I must start with a confession: for my entire mathematical life, I have strongly preferred two dimensions to three. I think this preference was born in my (poorly taught) undergraduate multivariable calculus course, which left me with two firm conclusions: first, that dealing with triple integrals was an absolutely horrible experience, and second, that I had little no or no intuition about how to visualize things in three dimensions.

My preference for “keeping things planar” has persisted to this day, and affects the way I do certain things. For the last several years, for example, I have taught a two-semester course at the senior undergraduate level in geometry, and although in those two semesters I teach geometry from a variety of perspectives (analytic and synthetic, Euclidean and non-Euclidean, transformational, etc.) I have never given any real thought to doing solid geometry at all. As a result of looking at this book, though, that may change. If I had had access to this text in my formative years, my entire attitude about multidimensional geometry might well be different now.

The book offers a smorgasbord of topics in solid geometry, arranged in chapters that (except for the first one, which is introductory) each center on a useful technique: enumeration, representation (of numbers as volumes), dissection, taking plane sections, intersection, iteration, motion, projection and folding/unfolding. Each chapter provides several examples of the technique that is the subject of that chapter; some are quite modern but others are classical. To give a sense of what is discussed, I list below a topic or problem from each of these nine chapters:

- What is the maximum number of parts that three-dimensional space can be divided into by
*n* planes?
- A geometric proof of the arithmetic mean/geometric mean inequality for three numbers, followed by some examples of its use in geometric optimization problems
- Establishing formulas for the volume of a number of different polyhedra
- The theorem of de Gua (a three-dimensional version of the Pythagorean theorem for right tetrahedra)
- A discussion of Prince Rupert’s Cube, the largest cube that can pass through a hole in the unit cube (amazingly, this cube has edge length greater than 1)
- The Schwarz Lantern (a polyhedral surface, depending on two parameters, that can be inscribed in a cylinder; depending on the parameters, however, the Schwarz Lantern can have an area varying from that of the cylinder to any arbitrarily large positive number)
- Viviani’s theorem for a regular tetrahedron (involving a formula for the sum of the perpendicular distances from an interior point of the tetrahedron to the four faces)
- A projection-based proof of Euler’s formula \(V - E + F = 2\)
- Solving the classical Greek problem of doubling the cube (which is impossible using only compass and straightedge) by paper folding

The foregoing selection of topics represents only a small sample of the vignettes that are discussed in the book. One interesting feature of the text that should be noted is that on several occasions the authors use three-dimensional theory to prove results in the plane: for example, on pages 119–120, there is a brief discussion of Desargues’ theorem (although I was surprised that the name wasn’t used) and, on pages 185–186, proofs of two little-known results of Euclidean plane geometry (for example, if three circles with the same radius are all drawn through a point, then the other three points of intersection determine a circle with the same radius).

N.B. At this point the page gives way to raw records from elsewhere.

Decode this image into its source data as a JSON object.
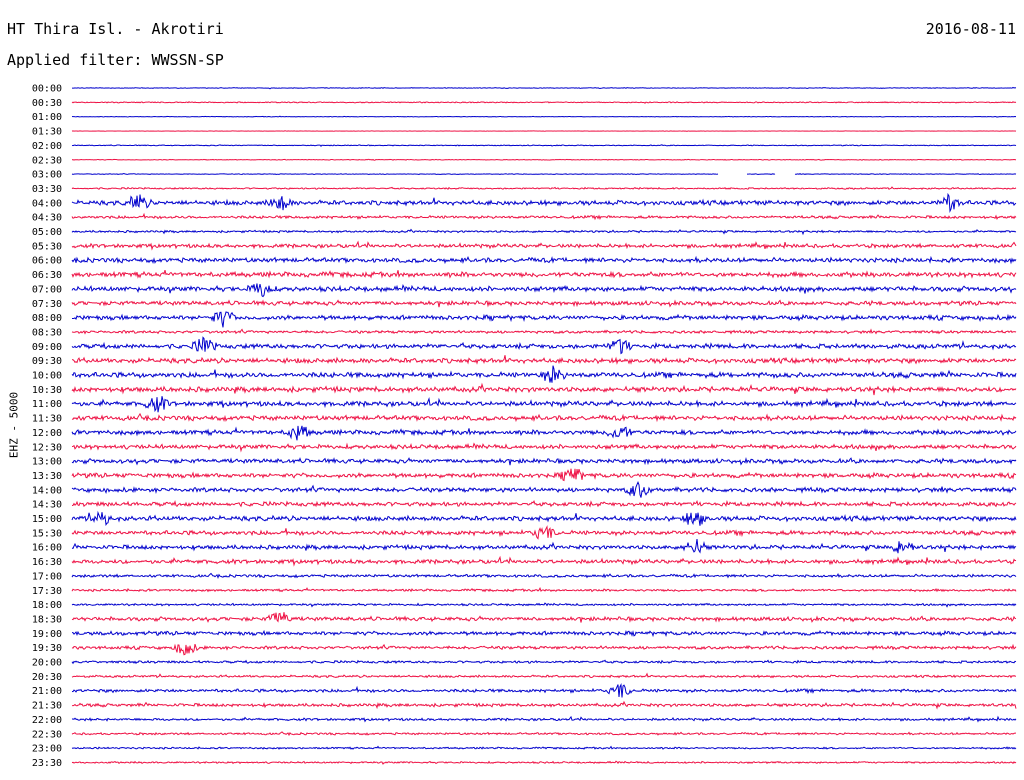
{
  "header": {
    "station": "HT Thira Isl. - Akrotiri",
    "date": "2016-08-11",
    "filter": "Applied filter: WWSSN-SP"
  },
  "chart_data": {
    "type": "line",
    "ylabel": "EHZ - 5000",
    "colors": {
      "even_row": "#0000cc",
      "odd_row": "#ee1144"
    },
    "rows": [
      "00:00",
      "00:30",
      "01:00",
      "01:30",
      "02:00",
      "02:30",
      "03:00",
      "03:30",
      "04:00",
      "04:30",
      "05:00",
      "05:30",
      "06:00",
      "06:30",
      "07:00",
      "07:30",
      "08:00",
      "08:30",
      "09:00",
      "09:30",
      "10:00",
      "10:30",
      "11:00",
      "11:30",
      "12:00",
      "12:30",
      "13:00",
      "13:30",
      "14:00",
      "14:30",
      "15:00",
      "15:30",
      "16:00",
      "16:30",
      "17:00",
      "17:30",
      "18:00",
      "18:30",
      "19:00",
      "19:30",
      "20:00",
      "20:30",
      "21:00",
      "21:30",
      "22:00",
      "22:30",
      "23:00",
      "23:30"
    ],
    "amplitude_level": [
      0.4,
      0.6,
      0.3,
      0.2,
      0.5,
      0.4,
      0.4,
      0.9,
      2.6,
      1.6,
      1.2,
      2.2,
      2.6,
      2.8,
      2.8,
      2.4,
      2.6,
      1.6,
      2.7,
      2.8,
      3.0,
      2.9,
      2.8,
      2.7,
      2.6,
      2.5,
      2.5,
      2.6,
      2.5,
      2.5,
      2.7,
      2.5,
      2.4,
      2.4,
      1.6,
      1.3,
      1.2,
      2.2,
      2.2,
      1.8,
      1.4,
      1.3,
      1.8,
      1.8,
      1.4,
      1.2,
      1.0,
      1.0
    ],
    "events": [
      {
        "row": "04:00",
        "t": 0.07
      },
      {
        "row": "04:00",
        "t": 0.22
      },
      {
        "row": "04:00",
        "t": 0.93
      },
      {
        "row": "07:00",
        "t": 0.2
      },
      {
        "row": "08:00",
        "t": 0.16
      },
      {
        "row": "09:00",
        "t": 0.14
      },
      {
        "row": "09:00",
        "t": 0.58
      },
      {
        "row": "10:00",
        "t": 0.51
      },
      {
        "row": "11:00",
        "t": 0.09
      },
      {
        "row": "12:00",
        "t": 0.24
      },
      {
        "row": "12:00",
        "t": 0.58
      },
      {
        "row": "13:30",
        "t": 0.53
      },
      {
        "row": "14:00",
        "t": 0.6
      },
      {
        "row": "15:00",
        "t": 0.03
      },
      {
        "row": "15:00",
        "t": 0.66
      },
      {
        "row": "15:30",
        "t": 0.5
      },
      {
        "row": "16:00",
        "t": 0.66
      },
      {
        "row": "16:00",
        "t": 0.88
      },
      {
        "row": "18:30",
        "t": 0.22
      },
      {
        "row": "19:30",
        "t": 0.12
      },
      {
        "row": "21:00",
        "t": 0.58
      }
    ],
    "gaps": [
      {
        "row": "03:00",
        "from": 0.685,
        "to": 0.715
      },
      {
        "row": "03:00",
        "from": 0.745,
        "to": 0.765
      }
    ]
  }
}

The writing seemed to me to be clear, though succinct and efficient. The authors have managed to keep the prerequisites for reading this book to a minimum; certainly a year of calculus is sufficient for just about everything done here, and even a college freshman without any calculus would find almost all of the text comprehensible, since calculus is used in only a handful of circumstances.

The book employs a number of nice pedagogical features. Each chapter contains lots of photographs and drawings; hardly a page goes by without some kind of picture on it. Many of these are drawings that illustrate the mathematics, but there are also a lot of photographs of works of art and architecture around the world, accompanied by useful discussion. In addition, each chapter ends with quite a few (ranging from about ten to twenty) exercises, called “challenges”; solutions or hints to all of these are provided in the back of the book, which may enhance its value for self-study but make it less convenient for use as a text. There is a good six-page list of references, including both books and journal articles, including a few that are not in English.

Not many university mathematics departments offer courses on solid geometry, so I don’t imagine that this book will find a lot of use as a text for a regularly offered course. However, I can certainly see this book being used with profit as a text for an honors seminar or as supplemental reading in a geometry course. It’s certainly something that anybody interested in geometry would want to take a look at — even if, like me, you didn’t think you were all that interested in solid geometry.